On May 31, 2014, at 6:08 PM, Brendan MacDonell <[email protected]> wrote:

> On Sat, May 31, 2014 at 8:02 PM, Brent Cook <[email protected]> wrote:
> I totally agree in the general case. BIO is a big pain, and it does seem 
> crazy to use it for stdio.
> 
> However, in this specific case, this file already calls BIO_printf, BIO_puts 
> and BIO_write to stdout and stderr, in an unchecked manner, several hundred 
> times. I’m not sure if checking write() actually fixes the problem, as there 
> may be no guarantees of IO ordering when mixing BIO_write, BIO_puts and 
> regular write() calls to the same output stream.
> 
> Might it be OK to consider unifying this single exception to the (bad) rule, 
> and then removing all BIO to stdin/stdout all at once in a follow-up patch?
> 
> For what it's worth, bio_s_out is not stdout if -quiet is passed (it's a 
> BIO_s_null instead.) If you change this write to BIO_write, then it will be 
> suppressed as well.
> 


Good point.
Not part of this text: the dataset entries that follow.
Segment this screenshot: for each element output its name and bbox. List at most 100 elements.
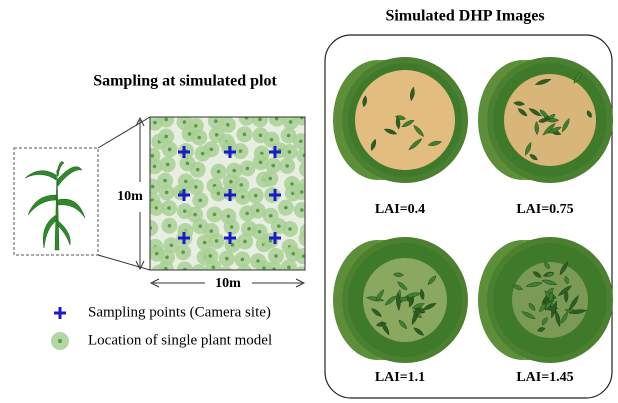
plant-center	[227, 215, 231, 219]
plant-center	[300, 116, 304, 120]
plant-center	[217, 192, 221, 196]
plant-center	[243, 271, 247, 275]
plant-center	[165, 191, 169, 195]
plant-center	[201, 152, 205, 156]
plant-center	[246, 167, 250, 171]
plant-center	[194, 185, 198, 189]
plant-center	[259, 160, 263, 164]
plant-center	[186, 162, 190, 166]
plant-center	[194, 124, 198, 128]
lai-label: LAI=1.1	[375, 370, 425, 385]
plant-center	[287, 266, 291, 270]
legend-text: Location of single plant model	[88, 332, 272, 348]
legend-text: Sampling points (Camera site)	[88, 304, 271, 320]
plant-center	[256, 209, 260, 213]
plant-center	[164, 135, 168, 139]
plant-center	[290, 182, 294, 186]
plant-center	[184, 180, 188, 184]
plant-center	[229, 180, 233, 184]
plant-center	[300, 208, 304, 212]
plant-center	[163, 179, 167, 183]
diagram: Sampling at simulated plot 10m 10m Sampl…	[0, 0, 618, 403]
plant-center	[288, 150, 292, 154]
plant-center	[245, 212, 249, 216]
plant-center	[303, 154, 307, 158]
plant-center	[165, 255, 169, 259]
plant-center	[241, 195, 245, 199]
plant-center	[209, 229, 213, 233]
plant-center	[305, 168, 309, 172]
plant-center	[168, 148, 172, 152]
dhp-image	[478, 240, 610, 360]
plant-center	[214, 119, 218, 123]
plant-center	[209, 254, 213, 258]
plant-center	[306, 229, 310, 233]
plant-center	[230, 225, 234, 229]
plant-center	[198, 224, 202, 228]
plant-center	[155, 252, 159, 256]
plant-center	[270, 138, 274, 142]
plant-center	[193, 213, 197, 217]
plant-center	[157, 271, 161, 275]
plant-location	[191, 264, 207, 280]
plant-center	[277, 224, 281, 228]
plant-center	[167, 206, 171, 210]
plant-center	[287, 134, 291, 138]
plant-center	[215, 133, 219, 137]
plant-center	[196, 168, 200, 172]
fisheye-sky	[355, 70, 455, 170]
plant-center	[247, 227, 251, 231]
plant-center	[213, 213, 217, 217]
plant-center	[268, 177, 272, 181]
plant-center	[300, 190, 304, 194]
plant-center	[181, 250, 185, 254]
plant-center	[199, 199, 203, 203]
plant-center	[271, 164, 275, 168]
plant-center	[210, 147, 214, 151]
dhp-image	[478, 60, 610, 180]
right-title: Simulated DHP Images	[385, 8, 544, 25]
plant-center	[166, 163, 170, 167]
plant-center	[217, 170, 221, 174]
legend-plus	[54, 307, 66, 319]
plant-center	[197, 136, 201, 140]
plant-center	[226, 123, 230, 127]
plant-center	[284, 206, 288, 210]
lai-label: LAI=0.75	[516, 202, 573, 217]
plant-center	[232, 169, 236, 173]
plant-center	[168, 224, 172, 228]
plant-center	[289, 120, 293, 124]
plant-center	[203, 241, 207, 245]
plant-center	[153, 165, 157, 169]
plant-center	[151, 154, 155, 158]
plant-center	[179, 190, 183, 194]
plant-center	[197, 270, 201, 274]
dhp-image	[333, 60, 465, 180]
plant-center	[164, 118, 168, 122]
plant-center	[292, 252, 296, 256]
plant-center	[258, 230, 262, 234]
plant-center	[183, 120, 187, 124]
plant-center	[239, 149, 243, 153]
plant-center	[215, 239, 219, 243]
lai-label: LAI=1.45	[516, 370, 573, 385]
plant-center	[299, 272, 303, 276]
legend-dot	[58, 339, 62, 343]
plant-center	[239, 183, 243, 187]
plant-center	[269, 214, 273, 218]
plant-center	[212, 265, 216, 269]
plant-center	[154, 206, 158, 210]
plant-model	[25, 162, 85, 250]
plant-center	[299, 139, 303, 143]
plant-center	[188, 132, 192, 136]
plant-center	[170, 243, 174, 247]
plant-center	[262, 266, 266, 270]
plant-center	[151, 185, 155, 189]
plant-center	[243, 133, 247, 137]
dhp-image	[333, 240, 465, 360]
width-label: 10m	[215, 276, 241, 291]
plant-center	[274, 254, 278, 258]
left-title: Sampling at simulated plot	[93, 73, 277, 90]
plant-center	[225, 257, 229, 261]
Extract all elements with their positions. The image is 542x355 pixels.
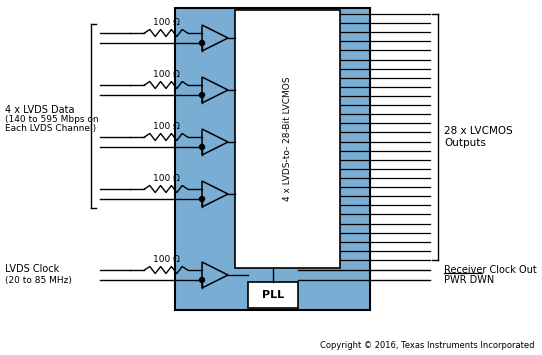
Text: LVDS Clock: LVDS Clock [5, 264, 59, 274]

The help for this command says:

   -quiet        - No server output

It seems like supressing here would be the correct behavior as well.

Maybe a larger question is, should the openssl command really embed a 
static-file-serving HTTP 1.0 web server? The ‘-hack’ and ‘-bugs’ options seem 
like a little ripe, among many other things.